We call a tuple bad if for some $i$, it contains $i+2$ numbers which are all $\le i$ and good otherwise. For $A = (a_1,\ldots,a_{10})$, define $f_i(A)$ obtained by toggling $a_i$ (note that $f_i(A)$ is defined only when $a_i \ge 9$) and $f^{-1}_i(A)$ as one would expect (which is defined only when all elements of $\{a_1,\ldots,a_{10}\} \setminus \{a_i\}$ are $\ge 1$).
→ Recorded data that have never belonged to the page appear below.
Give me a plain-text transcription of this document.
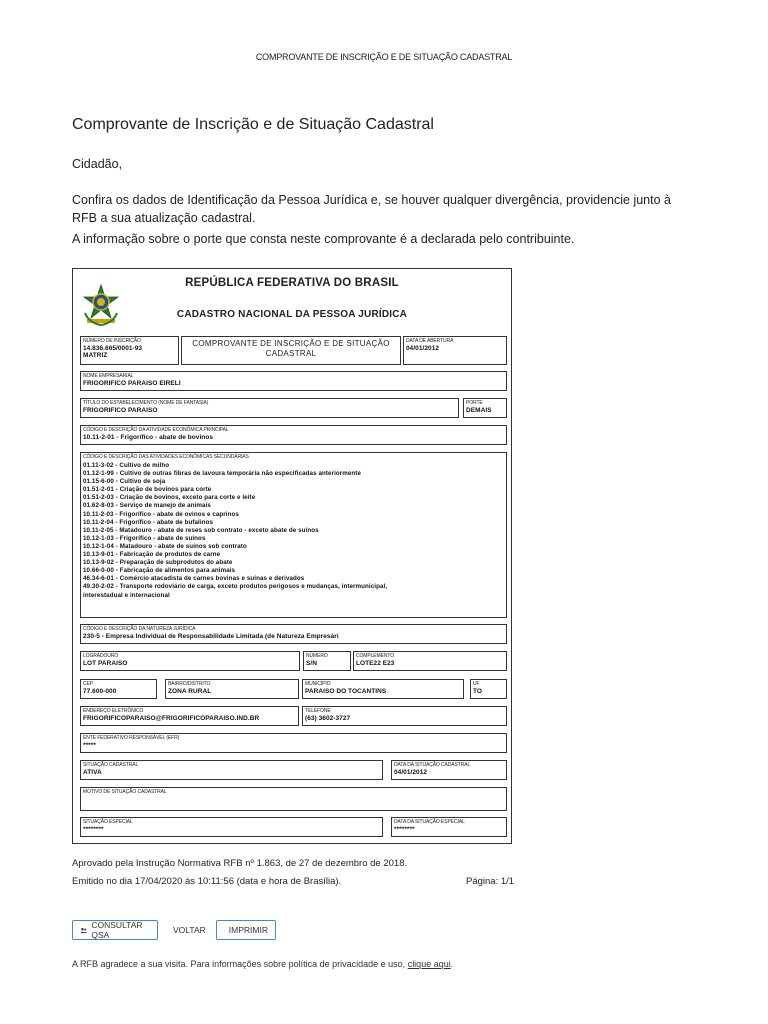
COMPROVANTE DE INSCRIÇÃO E DE SITUAÇÃO CADASTRAL
Comprovante de Inscrição e de Situação Cadastral
Cidadão,
Confira os dados de Identificação da Pessoa Jurídica e, se houver qualquer divergência, providencie junto à RFB a sua atualização cadastral.
A informação sobre o porte que consta neste comprovante é a declarada pelo contribuinte.
REPÚBLICA FEDERATIVA DO BRASIL
CADASTRO NACIONAL DA PESSOA JURÍDICA
NÚMERO DE INSCRIÇÃO
14.836.665/0001-93
MATRIZ
COMPROVANTE DE INSCRIÇÃO E DE SITUAÇÃO CADASTRAL
DATA DE ABERTURA
04/01/2012
NOME EMPRESARIAL
FRIGORIFICO PARAISO EIRELI
TÍTULO DO ESTABELECIMENTO (NOME DE FANTASIA)
FRIGORIFICO PARAISO
PORTE
DEMAIS
CÓDIGO E DESCRIÇÃO DA ATIVIDADE ECONÔMICA PRINCIPAL
10.11-2-01 - Frigorífico - abate de bovinos
CÓDIGO E DESCRIÇÃO DAS ATIVIDADES ECONÔMICAS SECUNDÁRIAS
01.11-3-02 - Cultivo de milho
01.12-1-99 - Cultivo de outras fibras de lavoura temporária não especificadas anteriormente
01.15-6-00 - Cultivo de soja
01.51-2-01 - Criação de bovinos para corte
01.51-2-03 - Criação de bovinos, exceto para corte e leite
01.62-8-03 - Serviço de manejo de animais
10.11-2-03 - Frigorífico - abate de ovinos e caprinos
10.11-2-04 - Frigorífico - abate de bufalinos
10.11-2-05 - Matadouro - abate de reses sob contrato - exceto abate de suínos
10.12-1-03 - Frigorífico - abate de suínos
10.12-1-04 - Matadouro - abate de suínos sob contrato
10.13-9-01 - Fabricação de produtos de carne
10.13-9-02 - Preparação de subprodutos do abate
10.66-0-00 - Fabricação de alimentos para animais
46.34-6-01 - Comércio atacadista de carnes bovinas e suínas e derivados
49.30-2-02 - Transporte rodoviário de carga, exceto produtos perigosos e mudanças, intermunicipal,
interestadual e internacional
CÓDIGO E DESCRIÇÃO DA NATUREZA JURÍDICA
230-5 - Empresa Individual de Responsabilidade Limitada (de Natureza Empresári
LOGRADOURO
LOT PARAISO
NÚMERO
S/N
COMPLEMENTO
LOTE22 E23
CEP
77.600-000
BAIRRO/DISTRITO
ZONA RURAL
MUNICÍPIO
PARAISO DO TOCANTINS
UF
TO
ENDEREÇO ELETRÔNICO
FRIGORIFICOPARAISO@FRIGORIFICOPARAISO.IND.BR
TELEFONE
(63) 3602-3727
ENTE FEDERATIVO RESPONSÁVEL (EFR)
*****
SITUAÇÃO CADASTRAL
ATIVA
DATA DA SITUAÇÃO CADASTRAL
04/01/2012
MOTIVO DE SITUAÇÃO CADASTRAL
SITUAÇÃO ESPECIAL
********
DATA DA SITUAÇÃO ESPECIAL
********
Aprovado pela Instrução Normativa RFB nº 1.863, de 27 de dezembro de 2018.
Emitido no dia 17/04/2020 às 10:11:56 (data e hora de Brasília).	Página: 1/1
CONSULTAR QSA	VOLTAR	IMPRIMIR
A RFB agradece a sua visita. Para informações sobre política de privacidade e uso, clique aqui.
Moreo precisely, \begin{align*} f_i(A) = (a_1+1,\ldots,a_{i-1} + 1,a_i - 9,a_{i+1} + 1,\ldots,a_{10} + 1 ) \\ f^{-1} _i(A) = (a_1-1,\ldots,a_{i-1}-1,a_i + 9,\ldots,a_{10} - 1) \end{align*}Let sets $f(A) = \{f_1(A),\ldots,f_{10}(A) \}$ and $f^{-1}(A) = \{f^{-1}_1(A),\ldots,f^{-1}_{10}(A)\}$. Also, we say $B$ is reachable from $A$ if $A \to B$.
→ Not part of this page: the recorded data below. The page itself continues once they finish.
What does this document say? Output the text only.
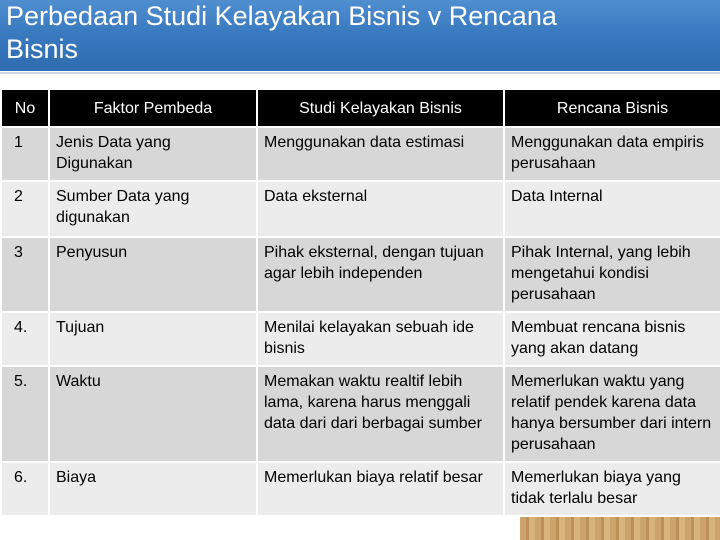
Perbedaan Studi Kelayakan Bisnis v Rencana Bisnis
No	Faktor Pembeda	Studi Kelayakan Bisnis	Rencana Bisnis
1	Jenis Data yang Digunakan	Menggunakan data estimasi	Menggunakan data empiris perusahaan
2	Sumber Data yang digunakan	Data eksternal	Data Internal
3	Penyusun	Pihak eksternal, dengan tujuan agar lebih independen	Pihak Internal, yang lebih mengetahui kondisi perusahaan
4.	Tujuan	Menilai kelayakan sebuah ide bisnis	Membuat rencana bisnis yang akan datang
5.	Waktu	Memakan waktu realtif lebih lama, karena harus menggali data dari dari berbagai sumber	Memerlukan waktu yang relatif pendek karena data hanya bersumber dari intern perusahaan
6.	Biaya	Memerlukan biaya relatif besar	Memerlukan biaya yang tidak terlalu besar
Claim 1: If $A$ is bad, then all elements of $f^{-1}(A)$ are bad. Proof: Note that $f^{-1}$ decreases all but $1$ numbers of $A$ by $1$, implying our claim. $\square$ Corollary 2: If $A$ is good, then any tuple obtained by applying $f$ repeatedly on $A$ is good. Claim 3: If $A$ is good, then $A$ is reachable from all elements of $f(A)$. Proof: We will show $A$ is reachable from $f_1(A)$. WLOG $a_2 \le \cdots \le a_{10}$. As $A$ is good, so $a_{2} \ge 0,a_3 \ge 1, \ldots,a_{10} \ge 8$. Then, $$A = f_1(f_2 ( \cdots f_{9} (f_{10}(A)) \cdots ))$$where everything is defined because of the inequalities. $\square$

$\boxed{ \textbf{Key Claim:}}$ For good tuples $A = \{a_1,\ldots,a_{10}\},B = \{b_1,\ldots,b_{10}\}$, $B$ is reachable from $A$ iff $(a_1-a_2,a_1-a_3,\ldots,a_1 - a_{10})$, $(b_1-b_2,b_1-b_3,\ldots,b_1-b_{10})$ are equal modulo $10$. Proof: One direction just follows by a simple invariant, now we prove the other direction. Because of Claim 3, it suffices to show by applying $f$ repeatedly to both $A,B$, we can make them equal. First we may assume $|a_i - b_i| \le 8$ for all $i$, as otherwise say if $a_1 \ge b_1 + 9$, then we change $A \to f_1(A)$ and observe that value of $\sum |a_i - b_i|$ has decreased (this is not hard to see). Because of the original congruence, for some $0 \le u,v \le 8$ with $u + v = 10$, we have $a_i - b_i = u$ for $v$ values of $i$ and $b_i - a_i = v$ for $u$ values of $i$. WLOG $u \ge v$, $a_1 - b_1 = \cdots = a_v - b_v = u$ and $b_1 \le b_2 \le \cdots \le b_v$. As $B$ is good, so $b_1 \ge 0,b_2 \ge 1,\ldots,b_v \ge v-1$. Then, $$f_1(f_2( \cdots f_{v-1}(f_v(A)) \cdots )) = B$$where everything is again defined. This proves our claim. $\square$

$k=7$ doesn't work as we can consider $$(\underbrace{7,\ldots,7}_{9 \text{ times }} , \text{blah}) \qquad , \qquad (\underbrace{8,\ldots,8}_{9 \text{ times }} , \text{blah})$$where the second tuple is clearly reachable from the first, while the first isn't reachable from second as it is good while the first one is bad. Now $k=8$ works for sure as any tuple with all elements $\ge 8$ is good. For $(2)$, note that $(a_1-a_2,\ldots,a_1 - a_9)$ modulo $10$ has $10^8$ choices, and moreover it will determine the tuple uniquely as $\sum (a_1 - a_i) \equiv 9$ (mod 10). We conclude that Answer of $(1)$ is $\boxed{k=8}$. Answer of $(2)$ is $\boxed{10^8}$.